Googler: Android antivirus software is scareware from 'charlatans'

Modern mobile devices don't suffer the same vulnerabilities as PCs, and those selling antivirus software for Android, iOS, and BlackBerry OS shouldn't be trusted.

Chris DiBona
Chris DiBona Stephen Shankland/CNET

Google's open-source software leader has lashed out at companies selling antivirus software for mobile devices including Google's Android operating system, calling them "charlatans and scammers."

Chris DiBona, Google's open-source programs manager, unleashed his tirade after seeing a press report about "inherent" insecurity of open-source software, which is used not just in Android but also Apple's iOS. He argued that Android, iOS, and Research in Motion's BlackBerry OS don't need antivirus software.

"Virus companies are playing on your fears to try to sell you BS protection software for Android, RIM, and, iOS," DiBona said on Google+. "They are charlatans and scammers. If you work for a company selling virus protection for Android, RIM or iOS, you should be ashamed of yourself."

He didn't mention any companies by name, but there are plenty of examples. Symantec, Intel's McAfee subsidiary, F-Secure, and Kaspersky all sell mobile antimalware software. Also getting in on the action are two carriers, Sprint and AT&T.

DiBona argued that mobile devices, while not flawless, are inherently more secure than personal computers.

"No major cell phone has a 'virus' problem in the traditional sense that Windows and some Mac machines have seen," he said. "There have been some little things, but they haven't gotten very far due to the user sandboxing models and the nature of the underlying kernels."

Sandboxing confines computing processes to memory compartments and restricts their privileges, making it harder for a compromised program to be used as a launching point for more extensive attacks on a computing device.

But Kaspersky Lab begged to differ with DiBona's view:

Unlike on iOS and RIM, Android malware continues to grow at a rapid rate. Given Android's huge success, this does not come as a surprise as it's only natural for cyber-criminals to gravitate toward it. This exponential growth curve of malware for Android is extremely similar to that which we've seen for Windows malware, and while Android anti-malware products are still not a necessity like they are on PCs, users should strongly consider using them if they're concerned about the information they store on their devices and the security transactions they perform with it.
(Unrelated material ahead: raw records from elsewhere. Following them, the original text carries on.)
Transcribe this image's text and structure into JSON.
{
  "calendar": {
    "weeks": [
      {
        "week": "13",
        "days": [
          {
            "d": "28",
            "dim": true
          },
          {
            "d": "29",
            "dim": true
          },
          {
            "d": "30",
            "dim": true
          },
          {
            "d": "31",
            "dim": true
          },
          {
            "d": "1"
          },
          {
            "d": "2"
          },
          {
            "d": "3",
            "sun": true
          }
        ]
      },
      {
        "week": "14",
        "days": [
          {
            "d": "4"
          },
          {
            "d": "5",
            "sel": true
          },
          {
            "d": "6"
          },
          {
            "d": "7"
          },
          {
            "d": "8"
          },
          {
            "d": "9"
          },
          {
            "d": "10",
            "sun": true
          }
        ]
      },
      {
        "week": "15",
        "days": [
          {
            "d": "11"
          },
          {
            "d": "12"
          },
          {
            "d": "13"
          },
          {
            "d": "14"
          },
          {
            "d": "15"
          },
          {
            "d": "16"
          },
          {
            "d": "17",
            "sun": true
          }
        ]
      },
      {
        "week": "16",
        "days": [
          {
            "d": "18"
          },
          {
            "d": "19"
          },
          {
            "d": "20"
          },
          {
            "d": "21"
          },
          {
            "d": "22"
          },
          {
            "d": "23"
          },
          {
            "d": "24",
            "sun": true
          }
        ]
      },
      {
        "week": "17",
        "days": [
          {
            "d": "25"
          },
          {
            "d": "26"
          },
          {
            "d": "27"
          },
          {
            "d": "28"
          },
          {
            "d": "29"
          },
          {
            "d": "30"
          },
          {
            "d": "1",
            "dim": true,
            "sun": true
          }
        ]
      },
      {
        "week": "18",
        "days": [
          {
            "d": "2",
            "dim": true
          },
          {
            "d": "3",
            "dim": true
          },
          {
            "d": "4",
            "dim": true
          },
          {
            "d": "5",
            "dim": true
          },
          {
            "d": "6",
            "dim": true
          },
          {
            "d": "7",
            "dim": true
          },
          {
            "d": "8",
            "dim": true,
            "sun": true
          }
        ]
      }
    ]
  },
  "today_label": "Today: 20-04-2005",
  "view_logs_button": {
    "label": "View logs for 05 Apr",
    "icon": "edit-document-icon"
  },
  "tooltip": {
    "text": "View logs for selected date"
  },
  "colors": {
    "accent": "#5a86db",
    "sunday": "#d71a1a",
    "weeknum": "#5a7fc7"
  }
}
It's also worth noting that "viruses" don't exist on the Android to date--but Trojans certainly do. The DroidDream attack alone infected more than 100,000 users. The openness of the Android market place and platform has significantly helped Google in achieving such quick and tremendous growth, which in today's world also means it's become the preferred platform of choice by cyber-criminals.

Others defended their honor, too. "McAfee stands by its research, which shows an increasing number of attacks on mobile devices. The fact is that smartphones and tablets are computers, and they store valuable information, just as computers do. Criminals recognize this, and have found new ways to extract information from those devices," McAfee said.

And Mikko Hypponen, F-Secure's chief research officer, tweeted, "What @cdibona is missing is that these tools do much more than just antivirus: Antitheft. Remote lock. Backup. Parental control. Web filter."

There have been some bad tidings for security on Android.

Juniper networks said earlier this week that Android malware is increasing fast, hastened by the Android Market's lack of reviews. Symantec warned of phony Android apps masquerading as real ones, and McAfee said Android malware is increasingly stealthy and sophisticated.

Update, 8:51 a.m. PT adds comment from Kaspersky Lab.

Update, November 19, 6:34 a.m. PT adds comment from F-Secure and McAfee.